Each chapter provides a historical narrative of a scientific quest, affirming the vitality of ‘pure’ science as an intellectual endeavour, and tracing the technological consequences of research, which were often not anticipated by the original protagonists.

Laidler states an intention to bridge the gulf between the perceptions of scientists and nonscientists about the very nature of the significant achievements of science during the past few centuries. He points out that, whereas scientists might point to Maxwell's field theory or quantum mechanics as examples of scientific advances, nonscientists would be apt to cite the invention of radio, colour television and the like.

Laidler's response to this discrepancy in perception, and to public ignorance, is couched in terms of a defence of research science as the ‘candle’ that has fired technology. He maintains that pure research should be judged on its own merits, that technology should be based on pure science and that “decisions about science and technology must be based on a careful consideration of all the factors involved”.

These propositions are stated as ‘conclusions’, and although the first two seem bland and the third opaque, they are perfectly acceptable, if scarcely striking, as statements of opinion. The problem here is that, although Laidler's concerns and aims inspire sympathy, and his resolute defence of science as an intellectual quest can be amply documented, the argument of the book, except by broad inference, does little to establish his stated conclusions.

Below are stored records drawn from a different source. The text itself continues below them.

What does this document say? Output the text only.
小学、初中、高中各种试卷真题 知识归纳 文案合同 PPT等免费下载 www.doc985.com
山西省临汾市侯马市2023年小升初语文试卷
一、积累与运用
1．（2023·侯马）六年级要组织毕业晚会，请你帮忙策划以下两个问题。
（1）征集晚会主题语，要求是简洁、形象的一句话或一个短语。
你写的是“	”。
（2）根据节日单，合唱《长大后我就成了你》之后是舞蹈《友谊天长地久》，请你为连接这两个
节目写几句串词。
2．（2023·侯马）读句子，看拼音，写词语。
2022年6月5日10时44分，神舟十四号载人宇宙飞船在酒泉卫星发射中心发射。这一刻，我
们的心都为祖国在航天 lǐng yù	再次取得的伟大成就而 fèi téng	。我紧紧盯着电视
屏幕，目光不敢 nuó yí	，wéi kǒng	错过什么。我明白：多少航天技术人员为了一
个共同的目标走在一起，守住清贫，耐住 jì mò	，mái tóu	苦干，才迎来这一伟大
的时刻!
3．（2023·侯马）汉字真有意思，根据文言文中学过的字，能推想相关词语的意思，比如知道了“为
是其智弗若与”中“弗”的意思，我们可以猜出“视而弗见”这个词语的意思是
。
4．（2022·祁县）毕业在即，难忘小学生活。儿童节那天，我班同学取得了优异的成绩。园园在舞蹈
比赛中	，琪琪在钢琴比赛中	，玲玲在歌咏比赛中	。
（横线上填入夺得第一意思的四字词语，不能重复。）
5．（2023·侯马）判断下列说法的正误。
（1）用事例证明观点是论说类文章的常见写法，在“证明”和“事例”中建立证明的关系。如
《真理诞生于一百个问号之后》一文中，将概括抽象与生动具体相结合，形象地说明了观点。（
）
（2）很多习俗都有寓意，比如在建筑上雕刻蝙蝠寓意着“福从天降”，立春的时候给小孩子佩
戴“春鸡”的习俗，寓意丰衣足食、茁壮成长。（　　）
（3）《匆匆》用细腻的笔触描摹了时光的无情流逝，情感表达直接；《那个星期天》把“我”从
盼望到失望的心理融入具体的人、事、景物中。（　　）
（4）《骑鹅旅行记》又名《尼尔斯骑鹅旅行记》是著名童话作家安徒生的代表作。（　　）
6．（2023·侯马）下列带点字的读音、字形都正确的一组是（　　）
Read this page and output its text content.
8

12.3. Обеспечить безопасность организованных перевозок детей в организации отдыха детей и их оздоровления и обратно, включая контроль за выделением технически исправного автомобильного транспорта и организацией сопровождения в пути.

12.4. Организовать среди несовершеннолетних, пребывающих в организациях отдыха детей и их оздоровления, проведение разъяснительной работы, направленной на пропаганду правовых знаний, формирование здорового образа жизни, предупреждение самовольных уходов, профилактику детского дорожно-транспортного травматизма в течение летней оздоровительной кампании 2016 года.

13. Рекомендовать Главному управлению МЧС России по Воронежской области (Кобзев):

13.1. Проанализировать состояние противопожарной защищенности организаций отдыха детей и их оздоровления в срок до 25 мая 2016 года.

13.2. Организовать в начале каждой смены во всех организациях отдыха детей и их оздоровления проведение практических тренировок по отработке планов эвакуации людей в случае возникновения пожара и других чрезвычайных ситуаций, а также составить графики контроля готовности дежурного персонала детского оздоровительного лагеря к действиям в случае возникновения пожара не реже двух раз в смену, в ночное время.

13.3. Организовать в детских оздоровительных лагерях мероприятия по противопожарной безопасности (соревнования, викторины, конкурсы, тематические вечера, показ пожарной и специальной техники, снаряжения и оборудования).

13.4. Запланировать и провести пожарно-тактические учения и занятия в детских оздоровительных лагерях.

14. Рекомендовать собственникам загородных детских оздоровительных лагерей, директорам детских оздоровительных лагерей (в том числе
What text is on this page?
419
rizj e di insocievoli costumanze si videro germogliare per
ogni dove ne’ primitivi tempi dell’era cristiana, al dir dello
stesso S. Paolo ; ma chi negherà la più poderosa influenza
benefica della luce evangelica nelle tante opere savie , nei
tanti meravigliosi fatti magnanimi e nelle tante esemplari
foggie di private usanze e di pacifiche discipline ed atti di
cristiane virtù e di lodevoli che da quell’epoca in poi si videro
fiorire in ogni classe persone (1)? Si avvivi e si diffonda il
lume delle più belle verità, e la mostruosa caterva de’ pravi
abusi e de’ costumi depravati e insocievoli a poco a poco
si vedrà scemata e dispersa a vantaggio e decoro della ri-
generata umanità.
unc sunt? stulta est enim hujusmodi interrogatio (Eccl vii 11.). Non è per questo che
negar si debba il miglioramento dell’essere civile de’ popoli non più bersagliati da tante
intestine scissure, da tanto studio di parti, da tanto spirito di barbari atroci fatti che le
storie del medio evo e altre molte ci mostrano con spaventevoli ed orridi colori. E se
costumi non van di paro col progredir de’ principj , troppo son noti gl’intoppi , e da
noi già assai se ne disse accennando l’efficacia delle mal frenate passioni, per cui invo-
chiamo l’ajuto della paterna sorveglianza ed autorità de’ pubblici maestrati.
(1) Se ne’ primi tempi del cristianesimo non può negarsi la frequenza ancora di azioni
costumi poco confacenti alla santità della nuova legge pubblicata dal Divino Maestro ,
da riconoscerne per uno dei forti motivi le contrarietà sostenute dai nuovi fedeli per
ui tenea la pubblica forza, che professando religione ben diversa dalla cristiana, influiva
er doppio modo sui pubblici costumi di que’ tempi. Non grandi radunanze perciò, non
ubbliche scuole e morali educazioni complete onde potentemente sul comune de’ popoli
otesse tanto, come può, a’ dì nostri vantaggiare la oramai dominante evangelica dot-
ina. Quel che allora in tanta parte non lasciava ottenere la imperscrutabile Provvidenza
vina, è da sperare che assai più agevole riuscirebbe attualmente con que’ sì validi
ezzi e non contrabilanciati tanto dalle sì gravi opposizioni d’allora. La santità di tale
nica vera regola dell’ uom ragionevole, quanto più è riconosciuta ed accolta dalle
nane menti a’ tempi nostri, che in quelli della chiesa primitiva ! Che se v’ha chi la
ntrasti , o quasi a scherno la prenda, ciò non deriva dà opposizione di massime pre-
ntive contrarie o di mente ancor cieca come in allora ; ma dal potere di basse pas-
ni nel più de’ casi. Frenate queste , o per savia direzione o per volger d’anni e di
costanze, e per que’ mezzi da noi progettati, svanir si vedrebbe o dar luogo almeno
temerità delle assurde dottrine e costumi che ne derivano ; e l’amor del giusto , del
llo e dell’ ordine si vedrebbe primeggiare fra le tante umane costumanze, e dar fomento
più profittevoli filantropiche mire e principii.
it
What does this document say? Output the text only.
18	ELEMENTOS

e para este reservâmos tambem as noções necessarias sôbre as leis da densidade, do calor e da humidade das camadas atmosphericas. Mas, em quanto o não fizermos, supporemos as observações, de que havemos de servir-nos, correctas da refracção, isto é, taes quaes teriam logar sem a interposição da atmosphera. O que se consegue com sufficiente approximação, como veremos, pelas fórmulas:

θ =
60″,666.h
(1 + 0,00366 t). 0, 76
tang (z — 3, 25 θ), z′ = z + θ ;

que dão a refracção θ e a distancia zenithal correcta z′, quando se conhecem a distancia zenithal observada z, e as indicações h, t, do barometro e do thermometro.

The substance of the book is given over, in Laidler's words, to “a ‘popular’ exposition of some aspects of science and technology”. He proceeds by means of historical case studies, but his presentation is beset with difficulties. He relies on secondary sources, hardly surprising given the breadth of coverage in his book, but their use is not shaped by scholarly discrimination, and his text frequently meanders down seemingly irrelevant byways.

Moreover, the historical narrative is marred by errors and confusions, and although this is merely unfortunate in a popular study, it diminishes the authority of a work that aims to establish some broader thesis, as is the case here. But this thesis, on the nature and relationship of pure and applied science, is here only stated and addressed in general terms.

To Light Such a Candle therefore seems to fall between several stools. The historical analysis is not of a type to contribute effectively to a deeper understanding of the historical relationship of science and technology and their bearing on current public policy. Nor is this issue properly analysed. The reader is urged to conclude that, because science has had unexpected technological products, pure science should be encouraged as a way of securing future practical benefits. This may be reasonable, but it is scarcely original or striking, nor is it here rigorously argued.

The format of the book is attractive, and its argument provides a fairly accessible, but not always accurate or cogent, introductory exposition of topics in the history of science. But, given the fairly technical level of the text, it is likely to appeal to scientists rather than to the nonscientists whose confusion about the relationship between science and technology the author has sought to clarify.